Engineering firm Spirax-Sarco has reported “strong” financial results for the first half of 2022 against a backdrop of supply chain disruption and rising inflation.
The FTSE 100 firm, which is headquartered in Cheltenham, saw revenues rise 17% to £750.1m for the six months ending June 30, while adjusted operating profit rose 10% to £178.8m. The company’s adjusted operating profit margin was down 23.8%, but Spirax-Sarco said this reflected recent investments made by the firm.
In July, the valve and pump manufacturer signed a binding agreement to acquire Vulcanic – an electrical heating group of companies – for €261.7m (£222.5m) from Qualium, a French private equity company. The company also recently acquired energy consulting firm Cotopaxi, bringing the business into its steam specialities arm. Spirax-Sarco paid a total consideration of £13.3m for Cotopaxi, of which £12.8m was on a cash and debt-free basis. The transaction was funded through its cash resources.
Spirax-Sarco said its order books remained at “record levels” as it managed the challenges to its global supply chain.

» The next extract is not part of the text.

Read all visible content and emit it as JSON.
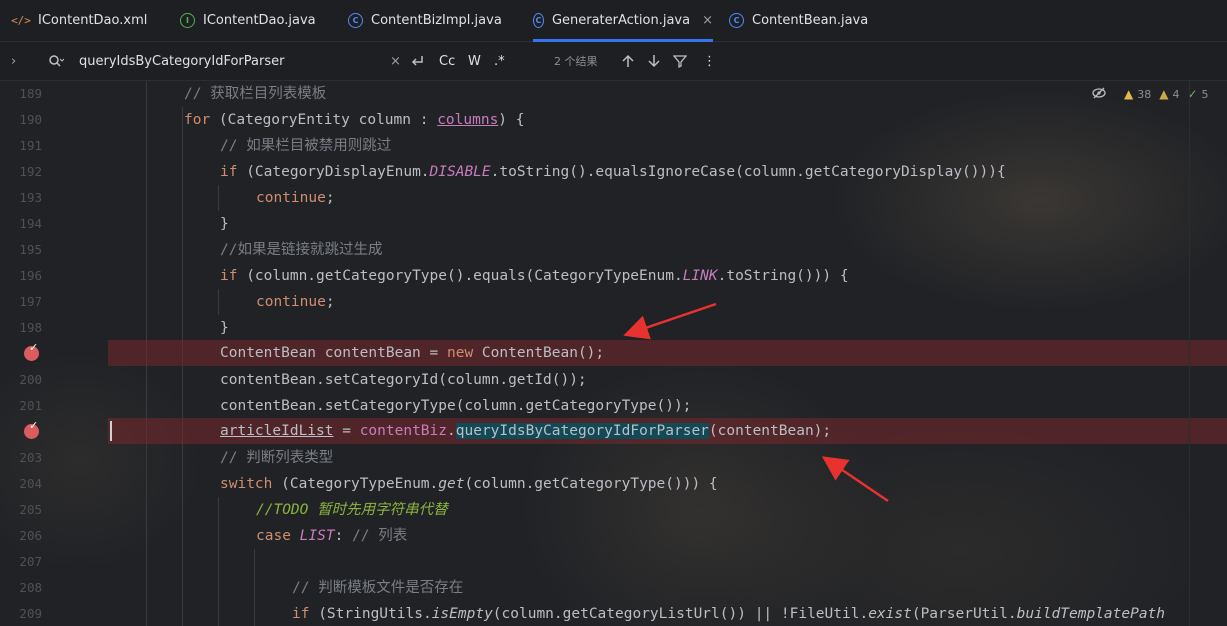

Steam specialties sales at the business were up 11%, while electric thermal solutions sales rose by 18%, the company said. The business currently has a net debt of £202.7m – up from £192.8m in the first half of 2021.
Nicholas Anderson, group chief executive, said: “I am grateful to all colleagues for their tireless efforts to support our customers in a challenging first half. It is this excellent execution and resilience that underpins our improved full-year outlook.
“Our strong profitability and robust balance sheet support our continued investment in growth, including our sustainability, digital and manufacturing initiatives.”